Roy Lichtenstein Black & White

Une plongée dans la genèse du pop art de Roy Lichtenstein.

La BD est le 8ème art, comme chacun sait. Mais il revient à Roy Lichtenstein d’avoir introduit la BD comme mode d’expression dans l’art contemporain. Recycler des thèmes et objets de la culture populaire, pour mieux questionner et dénoncer les fondements de la société, donne naissance au début des années 60 au pop art. Roy Lichtenstein, peintre et dessinateur,  en est un des grands maîtres, au côté d’Andy Warhol qui utilisera quant à lui le medium photographique.

1961 est pour Roy Lichtenstein une année de réorientation radicale. Agé de  38 ans, exposant à New York depuis 1951, il est alors connu pour ses peintures inspirées par le cubisme et l’expressionisme abstrait. En 1961, influencé par les premiers happenings (performances artistiques mêlant les genres et faisant participer le public) d’Allan Kaprow et George Segal, Roy Lichtenstein invente un nouveau langage pictural qui va chercher ses sujets dans la culture de masse, particulièrement  la publicité et la BD, en leur empruntant au passage leurs techniques graphiques.

Les premiers dessins (1961) s’appuient sur un dessin faussement réaliste, montrant un seul objet sur fonds vide : un avion, une tasse de café, un sofa. Ou encore une main ou un pied agissant avec un objet, comme dans Foot medication. Les personnages, comme dans Man with coat, sont simples et stylisés, dépouillés de cette aura qu’ont les personnages de BD. Dès 1962, Roy Lichtenstein complexifie ses compositions. Une publicité des magasins Sears Roebuck pour des baskets lui inspire Keds : se référant à l’art abstrait, Roy Lichtenstein met en avant les motifs géométriques de la semelle.
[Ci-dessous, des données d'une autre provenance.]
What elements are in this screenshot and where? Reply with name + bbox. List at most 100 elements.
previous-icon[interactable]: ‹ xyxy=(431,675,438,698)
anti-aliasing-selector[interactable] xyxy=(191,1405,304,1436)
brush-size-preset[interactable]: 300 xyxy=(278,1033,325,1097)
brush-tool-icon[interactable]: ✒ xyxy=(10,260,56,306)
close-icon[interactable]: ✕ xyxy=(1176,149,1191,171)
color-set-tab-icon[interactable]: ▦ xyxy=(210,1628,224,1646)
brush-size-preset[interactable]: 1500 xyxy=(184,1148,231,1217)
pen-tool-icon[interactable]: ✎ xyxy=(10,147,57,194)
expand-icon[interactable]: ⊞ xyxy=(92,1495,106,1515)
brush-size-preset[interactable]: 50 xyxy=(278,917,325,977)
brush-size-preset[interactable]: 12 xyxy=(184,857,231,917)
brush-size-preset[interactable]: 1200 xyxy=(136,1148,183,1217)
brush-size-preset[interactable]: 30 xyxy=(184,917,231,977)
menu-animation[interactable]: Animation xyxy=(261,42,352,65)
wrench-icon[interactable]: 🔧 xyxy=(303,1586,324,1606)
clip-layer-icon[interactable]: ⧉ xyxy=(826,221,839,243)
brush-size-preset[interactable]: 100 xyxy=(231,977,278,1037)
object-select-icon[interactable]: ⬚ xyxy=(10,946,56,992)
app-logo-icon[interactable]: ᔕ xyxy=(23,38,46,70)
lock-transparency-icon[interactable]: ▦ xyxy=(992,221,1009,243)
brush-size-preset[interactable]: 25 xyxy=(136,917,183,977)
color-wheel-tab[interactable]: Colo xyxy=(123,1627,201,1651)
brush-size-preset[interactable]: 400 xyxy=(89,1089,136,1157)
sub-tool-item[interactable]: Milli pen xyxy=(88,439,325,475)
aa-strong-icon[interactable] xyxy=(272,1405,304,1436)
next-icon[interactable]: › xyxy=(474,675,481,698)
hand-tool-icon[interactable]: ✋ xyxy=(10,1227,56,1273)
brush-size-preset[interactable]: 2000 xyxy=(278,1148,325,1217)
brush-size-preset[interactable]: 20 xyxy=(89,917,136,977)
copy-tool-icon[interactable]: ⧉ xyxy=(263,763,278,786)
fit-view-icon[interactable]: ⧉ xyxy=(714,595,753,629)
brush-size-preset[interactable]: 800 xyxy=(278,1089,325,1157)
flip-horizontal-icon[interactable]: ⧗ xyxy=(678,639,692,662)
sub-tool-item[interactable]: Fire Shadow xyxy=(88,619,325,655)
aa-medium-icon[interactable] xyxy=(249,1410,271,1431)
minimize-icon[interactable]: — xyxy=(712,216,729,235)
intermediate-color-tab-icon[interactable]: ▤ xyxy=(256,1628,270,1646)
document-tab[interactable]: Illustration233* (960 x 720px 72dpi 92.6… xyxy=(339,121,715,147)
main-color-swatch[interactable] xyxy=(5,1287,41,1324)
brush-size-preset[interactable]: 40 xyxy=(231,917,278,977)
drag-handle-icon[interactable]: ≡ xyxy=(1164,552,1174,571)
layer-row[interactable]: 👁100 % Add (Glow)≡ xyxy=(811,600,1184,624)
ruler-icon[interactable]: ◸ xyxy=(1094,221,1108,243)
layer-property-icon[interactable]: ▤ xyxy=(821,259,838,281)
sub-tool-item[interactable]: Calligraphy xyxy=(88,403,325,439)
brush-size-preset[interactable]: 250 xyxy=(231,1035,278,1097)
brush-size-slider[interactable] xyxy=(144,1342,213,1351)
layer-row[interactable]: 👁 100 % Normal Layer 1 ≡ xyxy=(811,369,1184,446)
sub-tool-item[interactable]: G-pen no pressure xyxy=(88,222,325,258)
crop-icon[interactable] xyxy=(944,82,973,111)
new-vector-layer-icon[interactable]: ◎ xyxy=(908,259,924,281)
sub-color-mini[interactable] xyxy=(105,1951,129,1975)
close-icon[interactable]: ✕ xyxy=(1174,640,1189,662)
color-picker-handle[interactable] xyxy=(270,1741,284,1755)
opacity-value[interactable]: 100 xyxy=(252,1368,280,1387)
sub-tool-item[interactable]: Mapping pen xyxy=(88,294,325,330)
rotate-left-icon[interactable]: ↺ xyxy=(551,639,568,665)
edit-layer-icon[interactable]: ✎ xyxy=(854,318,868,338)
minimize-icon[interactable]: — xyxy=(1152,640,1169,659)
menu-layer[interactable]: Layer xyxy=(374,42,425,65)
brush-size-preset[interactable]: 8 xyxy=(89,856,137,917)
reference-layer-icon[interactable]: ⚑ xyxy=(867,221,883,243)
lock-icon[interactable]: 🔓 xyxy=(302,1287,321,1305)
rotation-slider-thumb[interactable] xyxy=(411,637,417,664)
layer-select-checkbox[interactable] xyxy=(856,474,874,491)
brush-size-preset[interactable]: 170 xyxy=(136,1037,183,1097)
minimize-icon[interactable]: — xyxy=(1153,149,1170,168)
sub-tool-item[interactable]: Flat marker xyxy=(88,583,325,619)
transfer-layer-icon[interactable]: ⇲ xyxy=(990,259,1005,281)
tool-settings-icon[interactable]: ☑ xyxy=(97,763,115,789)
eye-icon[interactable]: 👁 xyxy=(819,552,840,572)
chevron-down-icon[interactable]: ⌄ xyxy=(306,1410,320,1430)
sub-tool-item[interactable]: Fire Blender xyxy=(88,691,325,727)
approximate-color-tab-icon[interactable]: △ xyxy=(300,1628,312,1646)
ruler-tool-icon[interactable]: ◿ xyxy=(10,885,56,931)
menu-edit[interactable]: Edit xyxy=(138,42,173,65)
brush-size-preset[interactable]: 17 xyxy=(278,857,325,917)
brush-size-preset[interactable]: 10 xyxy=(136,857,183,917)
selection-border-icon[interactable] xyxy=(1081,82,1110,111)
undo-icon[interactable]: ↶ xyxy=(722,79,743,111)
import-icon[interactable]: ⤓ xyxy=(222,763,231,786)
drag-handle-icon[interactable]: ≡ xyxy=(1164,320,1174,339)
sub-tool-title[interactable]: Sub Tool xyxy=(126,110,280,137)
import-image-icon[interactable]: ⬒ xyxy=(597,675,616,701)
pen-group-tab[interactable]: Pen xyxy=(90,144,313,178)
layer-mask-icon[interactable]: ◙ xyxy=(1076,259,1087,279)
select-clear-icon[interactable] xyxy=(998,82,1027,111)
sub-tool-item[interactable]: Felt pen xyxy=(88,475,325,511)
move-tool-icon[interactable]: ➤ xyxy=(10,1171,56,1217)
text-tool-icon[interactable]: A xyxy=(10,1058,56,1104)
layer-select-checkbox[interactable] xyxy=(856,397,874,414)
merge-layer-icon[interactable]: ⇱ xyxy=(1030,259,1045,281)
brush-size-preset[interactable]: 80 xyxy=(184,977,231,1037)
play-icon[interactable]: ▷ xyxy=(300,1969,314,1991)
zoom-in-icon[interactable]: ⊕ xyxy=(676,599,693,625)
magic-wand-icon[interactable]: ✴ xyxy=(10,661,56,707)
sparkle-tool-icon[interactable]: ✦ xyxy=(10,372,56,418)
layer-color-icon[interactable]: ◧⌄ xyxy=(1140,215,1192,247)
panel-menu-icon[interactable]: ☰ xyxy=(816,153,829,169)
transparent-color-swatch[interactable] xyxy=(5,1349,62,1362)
Bratatat est un dessin se référant directement à l’univers de la BD d’aviation, avec un soin particulier apporté à l’équipement du pilote.

Autres emprunts à l’univers de la BD : les bulles où s’expriment les personnages (elles disparaîtront en 1964) et surtout les points de trame que les éditeurs de BD avaient développés dans les années 50 avec l’arrivée de l’impression offset. Ce point de trame sert à rendre les couleurs secondaires en mixant points de différentes tailles et couleurs, ainsi que les dégradés d’ombre en faisant varier la taille de points noirs dans la zone voulue. Roy Lichtenstein n’a pas imité ces points en les dessinant à la main, il a utilisé plusieurs techniques en les perfectionnant si bien qu’on a l’impression de points générés mécaniquement. Un renversement de perspective typique du pop art : l’œuvre originale fait semblant d’être une oeuvre de série, une reproduction, pour mieux brouiller les pistes…

Après la rétrospective à Milan en 2010 dont nous vous avions rendu compte dans cette rubrique, cette exposition, exceptionnelle, met l’accent sur cette période 1961-1968 cruciale pour l’artiste et pour l’évolution de son art au travers de 60 dessins noir et blanc et 17 peintures en provenance de musées et collections du monde entier. Ces dessins ne sont pas des esquisses ou des brouillons, ce sont des œuvres d’art autonomes au même titre que les peintures, seuls le support (papier ou toile) et la technique (crayon ou acrylique) les différencient.

L’exposition comprend aussi Nok !! Nok !!, une porte marquée de cette onomatopée qui est un élément rescapé d’une installation de Roy Lichtentein de 1967 : il avait alors conçu une pièce, A room, dont il a transformé les murs et composants en dessins avec des bandes noires. Une installation qui reprenait d’ailleurs en 3  dimensions, dans le monde réel,  certains de ses dessins antérieurs tels Knock Knock de 1961.

A voir, pour les chanceux qui trouveront l’occasion d’aller jusque là, au musée Albertina de Vienne jusqu’au 15 mai 2011.